Fighting over fashion is an age-old rituals all families re-enact every generation, according to him. He also states that he expects his own daughter to argue him about what she wears someday, given that 'trendy' fashion today emphasizes on sexualization, and hopes that he has enough wisdom not to overeact as his parents had before him, because arguing at your parents are a necessary part of growing up, as he states in his article. He also makes it a point that the Youth culture should not be look down upon, as it is a way for the youth to seek their identities amidst the seething mass and creative experimentation should be encouraged.

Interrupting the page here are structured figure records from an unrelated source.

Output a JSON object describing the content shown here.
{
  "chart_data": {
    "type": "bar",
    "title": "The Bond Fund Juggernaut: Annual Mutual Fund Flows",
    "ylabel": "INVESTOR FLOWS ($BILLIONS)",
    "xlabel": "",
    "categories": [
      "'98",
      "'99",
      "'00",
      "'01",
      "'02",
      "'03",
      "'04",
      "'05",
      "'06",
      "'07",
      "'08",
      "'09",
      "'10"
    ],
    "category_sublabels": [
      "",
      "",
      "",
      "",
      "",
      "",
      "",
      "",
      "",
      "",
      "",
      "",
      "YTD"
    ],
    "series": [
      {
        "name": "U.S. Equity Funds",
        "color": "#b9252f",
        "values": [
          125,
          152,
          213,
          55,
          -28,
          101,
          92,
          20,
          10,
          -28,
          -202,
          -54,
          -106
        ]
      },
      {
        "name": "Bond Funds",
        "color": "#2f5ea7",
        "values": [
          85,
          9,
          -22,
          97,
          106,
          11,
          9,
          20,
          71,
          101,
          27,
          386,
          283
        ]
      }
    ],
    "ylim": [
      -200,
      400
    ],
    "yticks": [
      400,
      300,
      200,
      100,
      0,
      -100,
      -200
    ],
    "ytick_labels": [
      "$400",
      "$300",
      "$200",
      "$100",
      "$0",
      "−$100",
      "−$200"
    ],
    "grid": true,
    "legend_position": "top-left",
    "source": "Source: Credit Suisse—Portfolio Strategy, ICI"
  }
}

But the irony today is that the youth no longer see fashion as their way of being a unique individual and is instead a way for the youth to blend into a specific group, creating stereotypes. The youth nowadays only care how 'important' a certain label is, or to be more precise, how high a price a certain label is. Instead of making a loud, individualistic statement that says: 'See me as who I really am', it rather says: 'Hopefully, you think I'm rich'.

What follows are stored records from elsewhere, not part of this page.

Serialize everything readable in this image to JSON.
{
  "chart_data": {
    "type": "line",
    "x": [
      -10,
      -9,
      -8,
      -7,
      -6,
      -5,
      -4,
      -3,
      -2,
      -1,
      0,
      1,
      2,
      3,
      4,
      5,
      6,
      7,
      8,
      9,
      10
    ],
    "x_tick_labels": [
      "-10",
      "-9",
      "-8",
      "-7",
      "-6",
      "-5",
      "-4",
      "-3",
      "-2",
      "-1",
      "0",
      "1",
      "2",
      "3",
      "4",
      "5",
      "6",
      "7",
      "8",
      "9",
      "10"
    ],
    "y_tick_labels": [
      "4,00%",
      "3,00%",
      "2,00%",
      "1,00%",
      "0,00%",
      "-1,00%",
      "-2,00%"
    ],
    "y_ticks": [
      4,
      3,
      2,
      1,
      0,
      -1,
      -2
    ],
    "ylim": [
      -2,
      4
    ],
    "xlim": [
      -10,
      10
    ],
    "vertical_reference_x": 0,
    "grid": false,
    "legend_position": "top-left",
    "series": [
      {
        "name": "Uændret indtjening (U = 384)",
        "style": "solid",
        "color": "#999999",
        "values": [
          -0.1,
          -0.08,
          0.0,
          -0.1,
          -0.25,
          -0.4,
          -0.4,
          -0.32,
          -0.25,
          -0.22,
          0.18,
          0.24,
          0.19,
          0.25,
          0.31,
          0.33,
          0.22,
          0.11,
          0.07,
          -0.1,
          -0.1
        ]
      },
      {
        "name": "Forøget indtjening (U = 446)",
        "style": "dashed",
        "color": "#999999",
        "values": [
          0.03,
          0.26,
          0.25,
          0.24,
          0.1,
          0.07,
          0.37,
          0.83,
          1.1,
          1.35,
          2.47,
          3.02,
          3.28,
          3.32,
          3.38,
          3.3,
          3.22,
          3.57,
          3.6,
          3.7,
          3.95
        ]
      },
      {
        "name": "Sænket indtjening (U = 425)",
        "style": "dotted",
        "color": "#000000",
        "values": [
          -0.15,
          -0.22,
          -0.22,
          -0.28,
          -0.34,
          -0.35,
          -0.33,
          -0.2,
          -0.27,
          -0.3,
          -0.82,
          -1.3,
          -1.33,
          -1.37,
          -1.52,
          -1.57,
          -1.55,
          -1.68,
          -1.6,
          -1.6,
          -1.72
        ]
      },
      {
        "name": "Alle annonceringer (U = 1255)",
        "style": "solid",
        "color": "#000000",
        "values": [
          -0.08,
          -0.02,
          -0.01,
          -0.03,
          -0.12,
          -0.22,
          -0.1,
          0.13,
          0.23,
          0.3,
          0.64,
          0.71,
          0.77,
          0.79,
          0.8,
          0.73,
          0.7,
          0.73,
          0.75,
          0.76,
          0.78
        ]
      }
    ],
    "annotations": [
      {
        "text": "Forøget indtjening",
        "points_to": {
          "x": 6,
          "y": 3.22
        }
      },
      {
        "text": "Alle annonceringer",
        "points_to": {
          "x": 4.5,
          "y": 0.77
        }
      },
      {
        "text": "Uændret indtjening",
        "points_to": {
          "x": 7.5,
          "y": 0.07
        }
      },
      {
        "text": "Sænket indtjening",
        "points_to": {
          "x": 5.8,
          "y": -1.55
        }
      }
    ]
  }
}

He states that kids today also see fashion as a sort of arms race, as every kid races on who gets to be really fashion-forward, all the while they let their parents suffer for wasting money on clothes the marketing department puts on the rack, which isn't just pathetic but also it lacks personal expression.
In his last sentence, he says that kids can still fool around with fashion, but make sure that creativity is used and not their parents credit cards, other wise the only label that they'll be able to acquire reads: 'sucker'.

Reaction
I agree with Colin Goh in so many ways. First of, it isn't hard to see how the youth are such copy-cats when it comes to what's the latest.
Sure it is fun to copy what the celebrities are now in, or what the designers and markets now have in store, as they are the ones who start on the choices we make when we shop. We also learn from the media what kind of clothes are best for us.
I, too, wear for what I am, as I believe there is no other style than what I already wear. Unfortunately, peers are into social pressure, even though they don't notice it, and I admit I have been pressured as well for being so different.
I guess it can't be helped because this is who we are, whether we do find a label that says 'Sucker!' or not.